Suitable for: 10M+ vectors, high-concurrency search, complex filtering, and distributed deployment. Core strengths include HNSW optimization, sharding and replication, Hybrid Search, and Metadata Filter.

Practical Advice

For Java engineers getting started with RAG:

  1. Start with pgvector to get the full pipeline working — Spring Boot + LangChain4j + PostgreSQL + pgvector.
  2. Once you truly understand recall and chunking, consider Milvus or Qdrant for more demanding scenarios.

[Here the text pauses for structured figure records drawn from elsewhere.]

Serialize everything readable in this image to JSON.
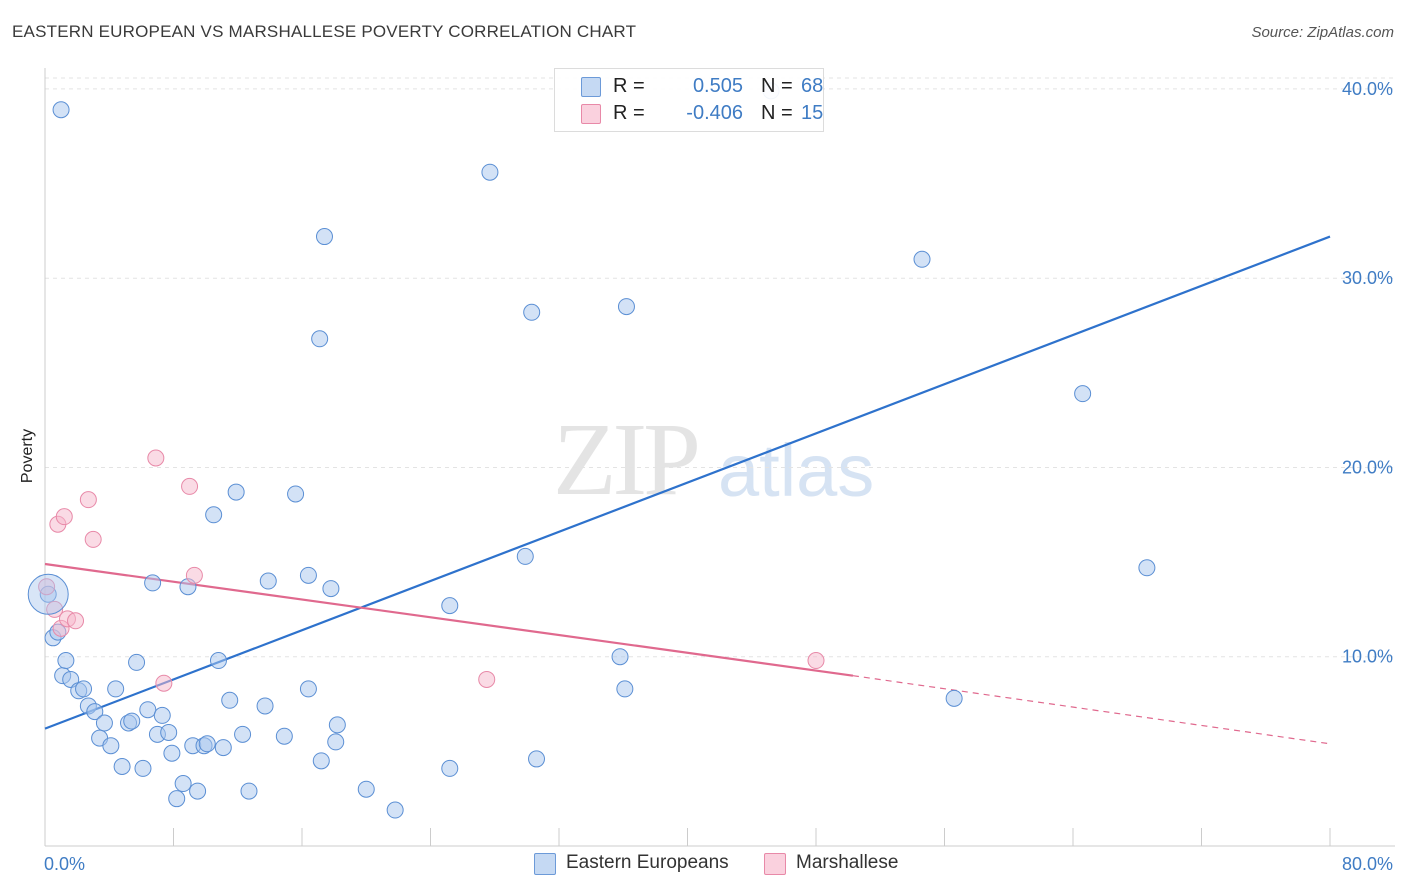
{
  "title": "EASTERN EUROPEAN VS MARSHALLESE POVERTY CORRELATION CHART",
  "source": "Source: ZipAtlas.com",
  "watermark": {
    "zip": "ZIP",
    "atlas": "atlas"
  },
  "legend": {
    "rows": [
      {
        "r_label": "R =",
        "r_value": "0.505",
        "n_label": "N =",
        "n_value": "68",
        "color": "#a8c6ee"
      },
      {
        "r_label": "R =",
        "r_value": "-0.406",
        "n_label": "N =",
        "n_value": "15",
        "color": "#f6b8cb"
      }
    ],
    "bottom": [
      {
        "label": "Eastern Europeans",
        "color": "#a8c6ee"
      },
      {
        "label": "Marshallese",
        "color": "#f6b8cb"
      }
    ]
  },
  "chart_data": {
    "type": "scatter",
    "title": "EASTERN EUROPEAN VS MARSHALLESE POVERTY CORRELATION CHART",
    "xlabel": "",
    "ylabel": "Poverty",
    "xlim": [
      0,
      80
    ],
    "ylim": [
      0,
      41
    ],
    "x_tick_labels": [
      "0.0%",
      "80.0%"
    ],
    "y_ticks": [
      10,
      20,
      30,
      40
    ],
    "y_tick_labels": [
      "10.0%",
      "20.0%",
      "30.0%",
      "40.0%"
    ],
    "grid": "horizontal dashed",
    "legend_position": "top-center",
    "series": [
      {
        "name": "Eastern Europeans",
        "color": "#a8c6ee",
        "stroke": "#5b8fd4",
        "trend": {
          "x": [
            0,
            80
          ],
          "y": [
            6.2,
            32.2
          ],
          "color": "#2e72cc"
        },
        "points": [
          [
            0.2,
            13.3
          ],
          [
            0.5,
            11.0
          ],
          [
            0.8,
            11.3
          ],
          [
            1.1,
            9.0
          ],
          [
            1.3,
            9.8
          ],
          [
            1.6,
            8.8
          ],
          [
            2.1,
            8.2
          ],
          [
            2.4,
            8.3
          ],
          [
            2.7,
            7.4
          ],
          [
            3.1,
            7.1
          ],
          [
            3.4,
            5.7
          ],
          [
            3.7,
            6.5
          ],
          [
            4.1,
            5.3
          ],
          [
            4.4,
            8.3
          ],
          [
            4.8,
            4.2
          ],
          [
            5.2,
            6.5
          ],
          [
            5.4,
            6.6
          ],
          [
            5.7,
            9.7
          ],
          [
            6.1,
            4.1
          ],
          [
            6.4,
            7.2
          ],
          [
            6.7,
            13.9
          ],
          [
            7.0,
            5.9
          ],
          [
            7.3,
            6.9
          ],
          [
            7.7,
            6.0
          ],
          [
            7.9,
            4.9
          ],
          [
            8.2,
            2.5
          ],
          [
            8.6,
            3.3
          ],
          [
            8.9,
            13.7
          ],
          [
            9.2,
            5.3
          ],
          [
            9.5,
            2.9
          ],
          [
            9.9,
            5.3
          ],
          [
            10.1,
            5.4
          ],
          [
            10.5,
            17.5
          ],
          [
            10.8,
            9.8
          ],
          [
            11.1,
            5.2
          ],
          [
            11.5,
            7.7
          ],
          [
            11.9,
            18.7
          ],
          [
            12.3,
            5.9
          ],
          [
            12.7,
            2.9
          ],
          [
            13.7,
            7.4
          ],
          [
            13.9,
            14.0
          ],
          [
            14.9,
            5.8
          ],
          [
            15.6,
            18.6
          ],
          [
            16.4,
            14.3
          ],
          [
            16.4,
            8.3
          ],
          [
            17.2,
            4.5
          ],
          [
            17.4,
            32.2
          ],
          [
            17.8,
            13.6
          ],
          [
            18.1,
            5.5
          ],
          [
            18.2,
            6.4
          ],
          [
            17.1,
            26.8
          ],
          [
            20.0,
            3.0
          ],
          [
            21.8,
            1.9
          ],
          [
            25.2,
            12.7
          ],
          [
            25.2,
            4.1
          ],
          [
            27.7,
            35.6
          ],
          [
            29.9,
            15.3
          ],
          [
            30.3,
            28.2
          ],
          [
            30.6,
            4.6
          ],
          [
            35.8,
            10.0
          ],
          [
            36.1,
            8.3
          ],
          [
            36.2,
            28.5
          ],
          [
            45.2,
            39.9
          ],
          [
            54.6,
            31.0
          ],
          [
            56.6,
            7.8
          ],
          [
            64.6,
            23.9
          ],
          [
            68.6,
            14.7
          ],
          [
            1.0,
            38.9
          ]
        ]
      },
      {
        "name": "Marshallese",
        "color": "#f6b8cb",
        "stroke": "#e889a8",
        "trend": {
          "x": [
            0,
            50.3
          ],
          "y": [
            14.9,
            9.0
          ],
          "dashed_to": [
            80,
            5.4
          ],
          "color": "#e0698e"
        },
        "points": [
          [
            0.1,
            13.7
          ],
          [
            0.6,
            12.5
          ],
          [
            0.8,
            17.0
          ],
          [
            1.0,
            11.5
          ],
          [
            1.2,
            17.4
          ],
          [
            1.4,
            12.0
          ],
          [
            1.9,
            11.9
          ],
          [
            2.7,
            18.3
          ],
          [
            3.0,
            16.2
          ],
          [
            6.9,
            20.5
          ],
          [
            7.4,
            8.6
          ],
          [
            9.0,
            19.0
          ],
          [
            9.3,
            14.3
          ],
          [
            27.5,
            8.8
          ],
          [
            48.0,
            9.8
          ]
        ]
      }
    ]
  }
}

9. Is the Embedding Model a Library or a Service?

Either approach works.

Service Mode (Most Common)

1
Spring Boot → HTTP → Embedding Service

Examples: Ollama, OpenAI Embeddings API, Jina AI Embeddings API.

Local Library Mode

Load ONNX / PyTorch models directly in-process for inference. Suitable for offline or small-scale scenarios.

Why mention Ollama?

Because Ollama can run both LLMs and Embedding models:

1
2
ollama pull bge-m3
ollama embeddings bge-m3 "请假制度"

Many local RAG systems use Ollama as a unified manager:

1
2
3
4
5
Ollama
├── qwen3
├── deepseek-r1
├── bge-m3
└── bge-reranker

A complete RAG pipeline has two phases: Indexing (Offline) and Query (Online).

Indexing Phase

1
2
3
4
5
6
7
Document
    ↓
Chunking
    ↓
Embedding
    ↓
Vector DB (ANN: HNSW)

This is done offline: documents are split, vectorized, indexed, and stored in the database for future queries.

Query Phase

1
2
3
4
5
6
7
8
9
10
11
12
13
14
15
16
User Query
    ↓
Embedding
    ↓
┌─ Vector Search (ANN) ──┐
│  + Metadata Filter     │  ← Hybrid Search
│  + BM25 / Keyword      │
└──────────┬─────────────┘
           ↓
         Merge
           ↓
         Rerank
           ↓
           LLM
           ↓
         Answer

Component Responsibilities

  • Chunking: determines whether knowledge is properly expressed (splitting long documents into appropriate fragments)
  • Embedding Model: determines semantic map quality, mapping text into vector space
  • ANN (HNSW): determines search speed, building indexes to accelerate approximate search
  • Metadata Filter: filters results by tags, timestamps, types, etc. during search to narrow the scope
  • Hybrid Search: combines semantic search (Vector) and keyword search (BM25) for both semantic understanding and exact matching
  • Rerank: re-scores recalled results to improve Top-K precision
  • LLM: generates the final answer based on retrieved context

What is Metadata Filter?

Metadata refers to additional attributes attached to documents, such as:

  • Document type (PDF / Word / Markdown)
  • Upload time (2026-01-01)
  • Tags (“Leave”, “Finance”)
  • Author, department, etc.

During search, you can apply Metadata filtering first (pre-filter) to narrow the search scope, then execute vector search; or you can search vectors first and filter afterward (post-filter). Proper use of Metadata Filter can significantly improve query efficiency and precision.